- This page is currently in the process of having information merged to it from the following articles: Davies-Meyer hash, Matyas-Meyer-Oseas hash and Miyaguchi-Preneel hash.
In cryptography, there are several methods to use a block cipher to build a cryptographic hash function. The methods resembles the block cipher modes of operation usually used for encryption. Three such methods to turn any normal block cipher into a hash are Davies-Meyer, Matyas-Meyer-Oseas and Miyaguchi-Preneel. They are described in detail further down.
Using a block cipher as a hash function usually is much slower then using a specially designed hash function. But in some cases it might be easier since it means just implementing a block cipher and then using it both as a block cipher and a hash function. It can also save code space in very tiny embedded systems like for instance smart cards or nodes in cars or other machines.

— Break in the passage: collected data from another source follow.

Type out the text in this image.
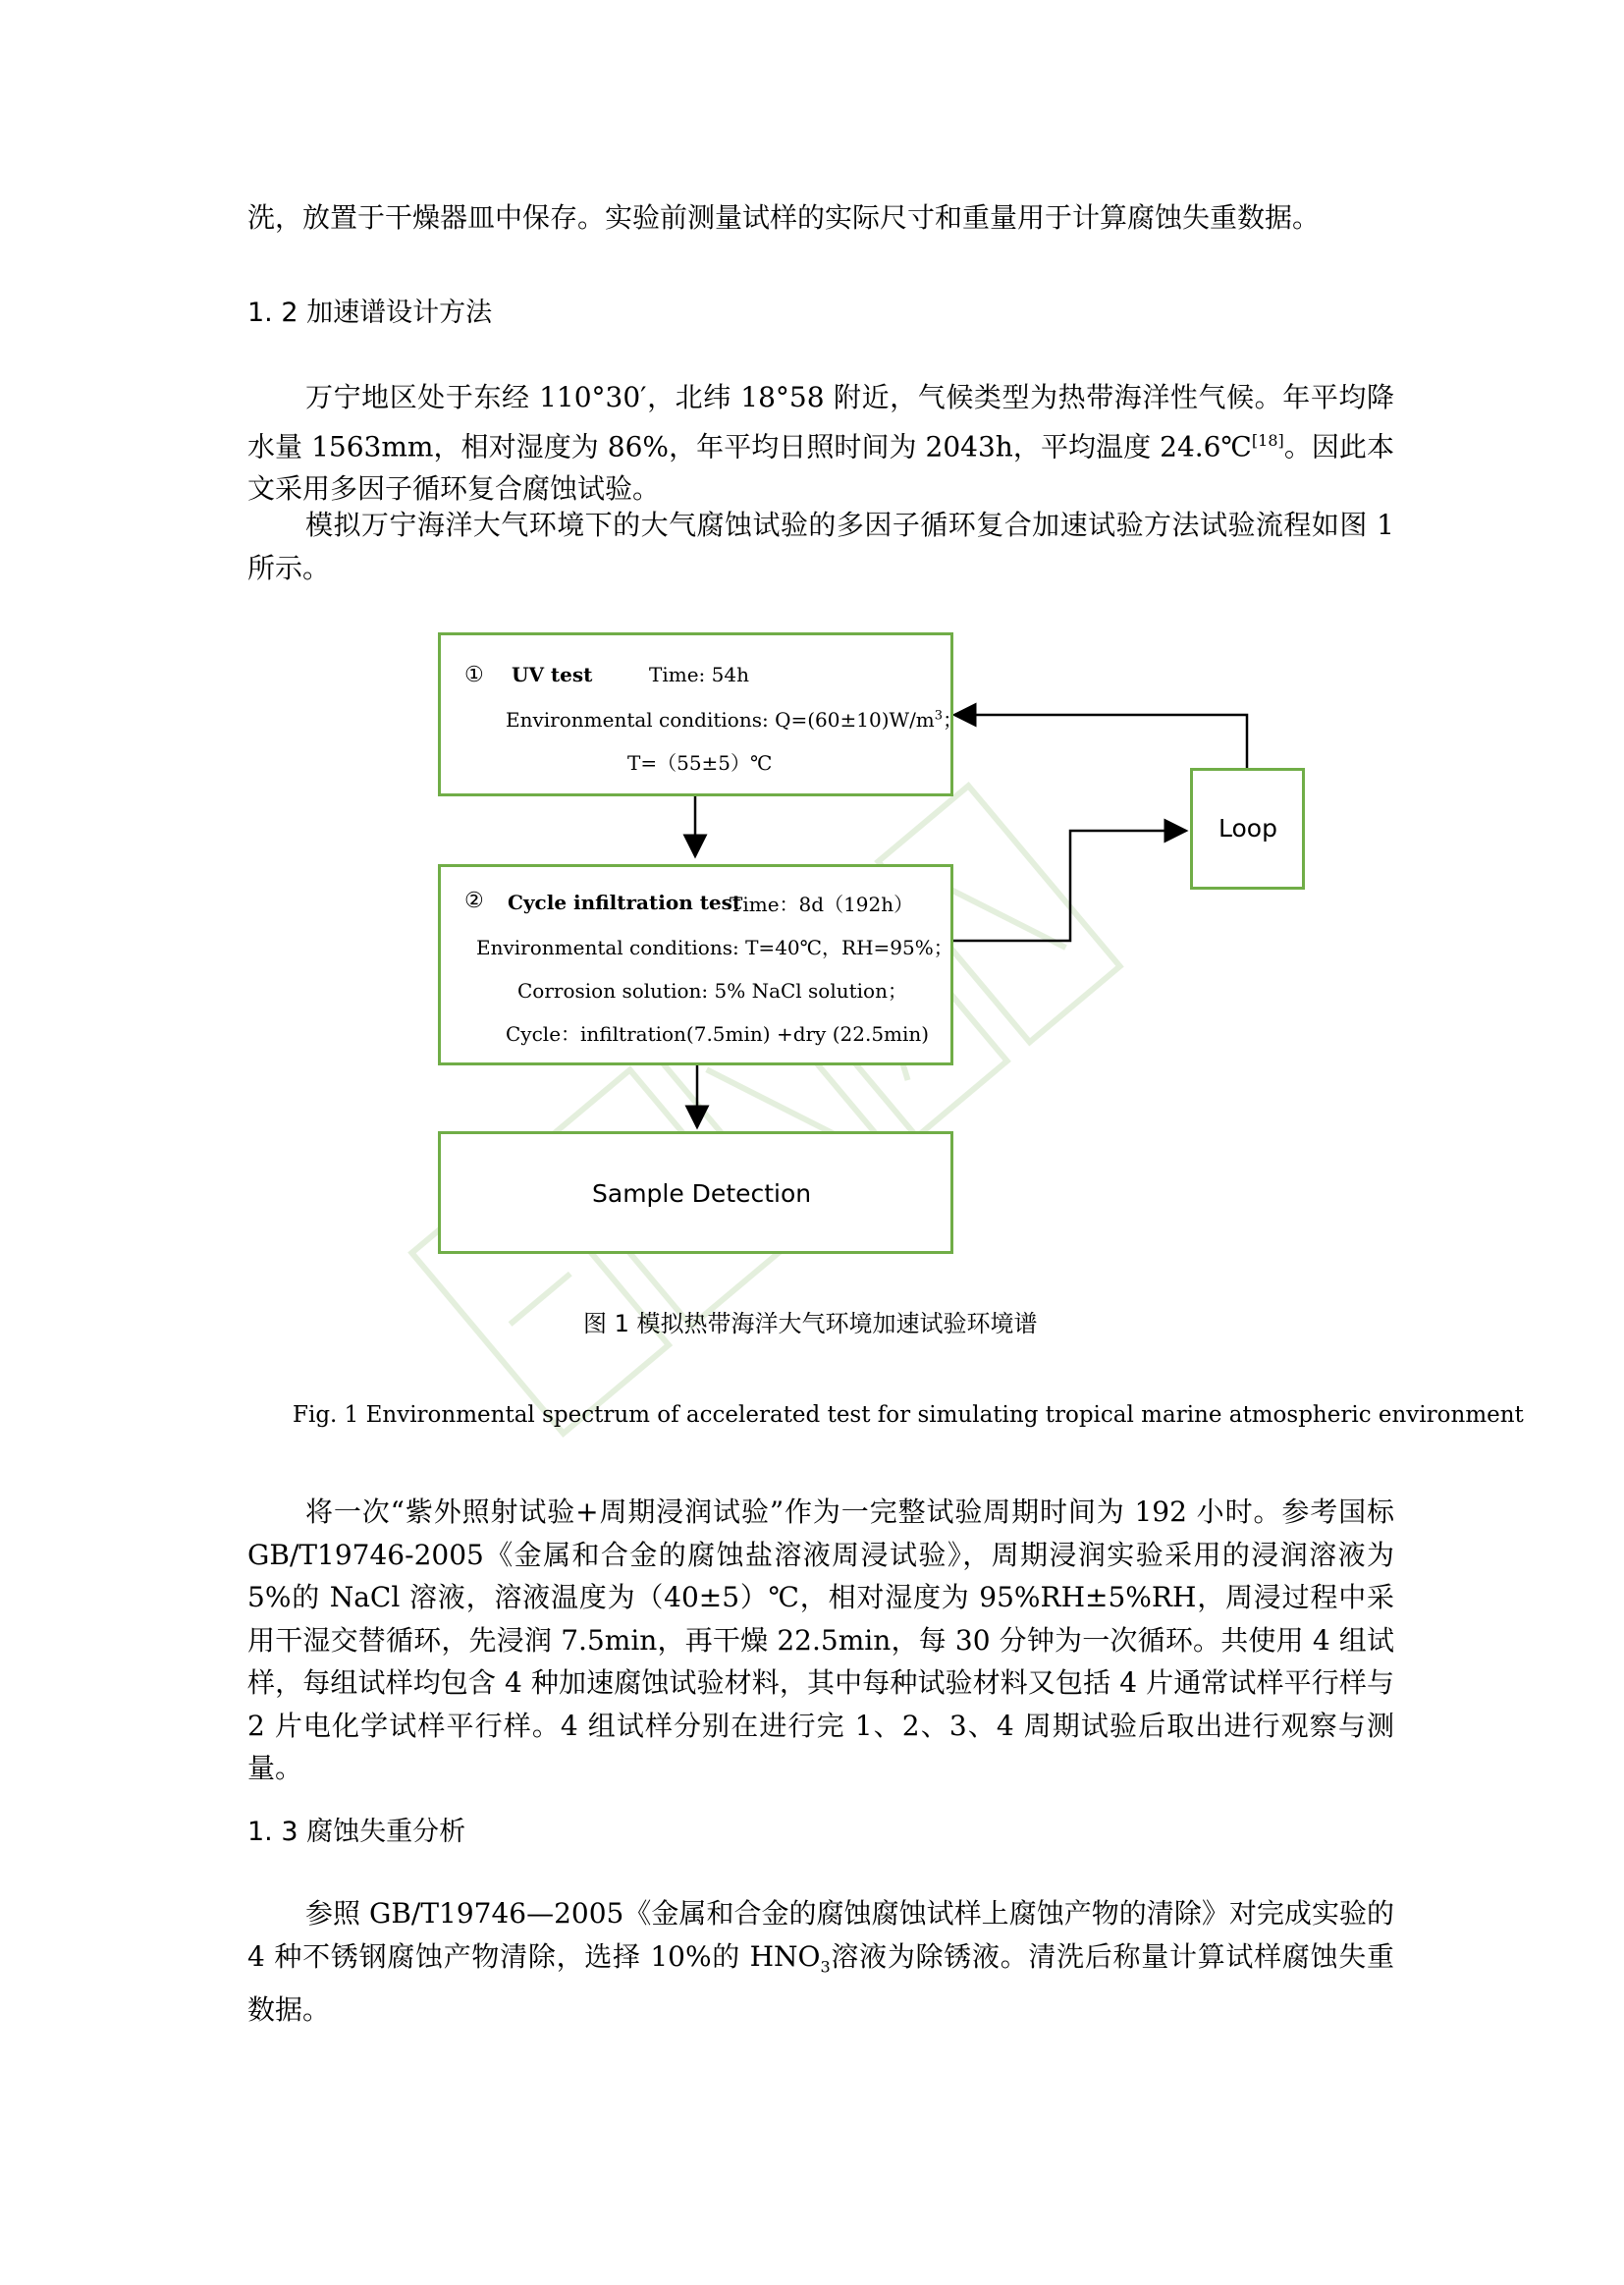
洗，放置于干燥器皿中保存。实验前测量试样的实际尺寸和重量用于计算腐蚀失重数据。
1. 2 加速谱设计方法
万宁地区处于东经 110°30′，北纬 18°58 附近，气候类型为热带海洋性气候。年平均降水量 1563mm，相对湿度为 86%，年平均日照时间为 2043h，平均温度 24.6℃[18]。因此本文采用多因子循环复合腐蚀试验。
模拟万宁海洋大气环境下的大气腐蚀试验的多因子循环复合加速试验方法试验流程如图 1 所示。
① UV test	Time: 54h
Environmental conditions: $Q=(60\pm 10)W/m^3$；
T=（55±5）℃
② Cycle infiltration test
Time：8d（192h）
Environmental conditions: T=40℃，RH=95%；
Corrosion solution: 5% NaCl solution；
Cycle：infiltration(7.5min) +dry (22.5min)
Sample Detection
Loop
图 1 模拟热带海洋大气环境加速试验环境谱
Fig. 1 Environmental spectrum of accelerated test for simulating tropical marine atmospheric environment
将一次“紫外照射试验+周期浸润试验”作为一完整试验周期时间为 192 小时。参考国标 GB/T19746-2005《金属和合金的腐蚀盐溶液周浸试验》，周期浸润实验采用的浸润溶液为 5%的 NaCl 溶液，溶液温度为（40±5）℃，相对湿度为 95%RH±5%RH，周浸过程中采用干湿交替循环，先浸润 7.5min，再干燥 22.5min，每 30 分钟为一次循环。共使用 4 组试样，每组试样均包含 4 种加速腐蚀试验材料，其中每种试验材料又包括 4 片通常试样平行样与 2 片电化学试样平行样。4 组试样分别在进行完 1、2、3、4 周期试验后取出进行观察与测量。
1. 3 腐蚀失重分析
参照 GB/T19746—2005《金属和合金的腐蚀腐蚀试样上腐蚀产物的清除》对完成实验的 4 种不锈钢腐蚀产物清除，选择 10%的 $HNO_3$溶液为除锈液。清洗后称量计算试样腐蚀失重数据。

If a block cipher has a block size of say 128 bits most of the methods create a hash function that has the block size of 128 bits and produces a hash of 128 bits. But there are also methods to make hashes with double the hash size compared to the block size of the block cipher used. So a 128-bit block cipher can be turned into a 256-bit hash function.
The hash function is secure if the following conditions are met:
- The block cipher needs to be secure.
- The resulting hash size needs to be big enough. 64-bit is too small, 128-bit might be enough.
- The last block needs to be properly length padded prior to the hashing. (This is normally implemented and handled internally in specialised hash functions like SHA-1 etc.)
Davies-Meyer
The Davies-Meyer hash construction feeds each block of the message (mi) as the key to the block cipher. It feeds the previous hash value (Hi-1) as the cleartext to be encrypted. The output ciphertext is then also XORed ( ) with the previous hash value (Hi-1) to produce the next hash value (Hi). In the first round when there is no previous hash value it uses a constant pre-specified initial value (H0).
If the block cipher uses for instance 256-bit keys then each message block (mi) is a 256-bit chunk of the message. If the same block cipher uses a block size of 128 bits then the input and output hash values in each round is 128 bits.
Variations of this method replace XOR with any other group operation, such as addition on 32-bit unsigned integers.
Matyas-Meyer-Oseas
The Matyas-Meyer-Oseas hash construction can be considered the dual (the opposite) of Davies-Meyer.
It feeds each block of the message (mi) as the cleartext to be encrypted. The output ciphertext is then also XORed ( ) with the same message block (mi) to produce the next hash value (Hi). The previous hash value (Hi-1) is fed as the key to the block cipher. In the first round when there is no previous hash value it uses a constant pre-specified initial value (H0).
If the block cipher have different block and key size the hash value (Hi-1) will have the wrong size for use as the key. The cipher might also have other special requirements on the key. Then the hash value is first fed through the function g( ) to be converted/padded to fit as key for the cipher.
Miyaguchi-Preneel
The Miyaguchi-Preneel hash construction is an extended variant of Matyas-Meyer-Oseas.
It feeds each block of the message (mi) as the cleartext to be encrypted. The output ciphertext is then XORed ( ) with the same message block (mi) and then also XORed with the previous hash value (Hi-1) to produce the next hash value (Hi). The previous hash value (Hi-1) is fed as the key to the block cipher. In the first round when there is no previous hash value it uses a constant pre-specified initial value (H0).
If the block cipher have different block and key size the hash value (Hi-1) will have the wrong size for use as the key. The cipher might also have other special requirements on the key. Then the hash value is first fed through the function g( ) to be converted/padded to fit as key for the cipher.
The roles of mi and Hi-1 may be switched, so that Hi-1 is encrypted under the key mi. Thus making this method an extension of Davies-Meyer instead.